Computes HMAC-SHA256, HMAC-SHA512, HMAC-SHA384, and HMAC-SHA1 simultaneously from a single message and key input, so you can compare outputs or pick the right one for your use case.
HMACs update instantly as you type — no button press required. Useful for debugging API signatures and webhook verification where you need to test different key or message combinations quickly.
Switch between lowercase hex and Base64 output with one click. Most APIs (AWS, Stripe, GitHub) use hex; some use Base64. Both formats represent the same underlying HMAC value.
All HMAC computation uses the browser Web Crypto API — your message and secret key never leave your device. Safe for computing API signatures with real production keys.
HMAC (Hash-based Message Authentication Code) is a mechanism for verifying both the integrity and authenticity of a message. It combines a cryptographic hash function (like SHA-256) with a secret key, producing a fixed-size signature. Only someone with the same secret key can reproduce the same HMAC.

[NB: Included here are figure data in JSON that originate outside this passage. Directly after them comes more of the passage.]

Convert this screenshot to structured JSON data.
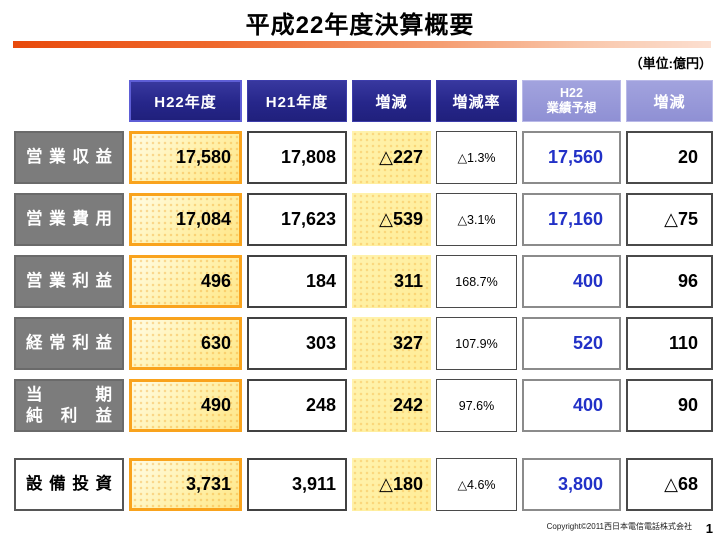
{
  "page": {
    "title": "平成22年度決算概要",
    "unit_label": "（単位:億円）",
    "copyright": "Copyright©2011西日本電信電話株式会社",
    "page_number": "1"
  },
  "colors": {
    "accent_orange": "#e8490b",
    "header_navy": "#26268a",
    "header_periwinkle": "#9091d5",
    "highlight_yellow": "#ffec96",
    "highlight_border_orange": "#f9a31d",
    "forecast_value_blue": "#2231c7",
    "row_label_gray": "#7c7c7c"
  },
  "table": {
    "columns": {
      "c1": "H22年度",
      "c2": "H21年度",
      "c3": "増減",
      "c4": "増減率",
      "c5_line1": "H22",
      "c5_line2": "業績予想",
      "c6": "増減"
    },
    "rows": [
      {
        "label": "営業収益",
        "h22": "17,580",
        "h21": "17,808",
        "change": "△227",
        "change_rate": "△1.3%",
        "forecast": "17,560",
        "forecast_change": "20"
      },
      {
        "label": "営業費用",
        "h22": "17,084",
        "h21": "17,623",
        "change": "△539",
        "change_rate": "△3.1%",
        "forecast": "17,160",
        "forecast_change": "△75"
      },
      {
        "label": "営業利益",
        "h22": "496",
        "h21": "184",
        "change": "311",
        "change_rate": "168.7%",
        "forecast": "400",
        "forecast_change": "96"
      },
      {
        "label": "経常利益",
        "h22": "630",
        "h21": "303",
        "change": "327",
        "change_rate": "107.9%",
        "forecast": "520",
        "forecast_change": "110"
      },
      {
        "label_line1": "当期",
        "label_line2": "純利益",
        "h22": "490",
        "h21": "248",
        "change": "242",
        "change_rate": "97.6%",
        "forecast": "400",
        "forecast_change": "90"
      },
      {
        "label": "設備投資",
        "h22": "3,731",
        "h21": "3,911",
        "change": "△180",
        "change_rate": "△4.6%",
        "forecast": "3,800",
        "forecast_change": "△68"
      }
    ]
  }
}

HMAC-SHA256 is used to sign API requests (e.g. AWS Signature v4, Stripe webhooks, GitHub webhooks), verify JWT signatures (HS256), authenticate WebSocket connections, and secure cookies. It is the most widely deployed HMAC variant.
No. A plain hash (like SHA-256) can be computed by anyone and does not prove authenticity. HMAC requires a secret key, so only parties that share the key can compute or verify the code. This makes HMAC suitable for authentication, while plain hashes are used for integrity and checksums.
Concatenate the components you want to sign (method, path, timestamp, body hash, etc.) into a canonical string, then compute HMAC-SHA256 of that string using your API secret key. Include the resulting hex or Base64 value in the Authorization header. Most API documentation specifies the exact canonical string format.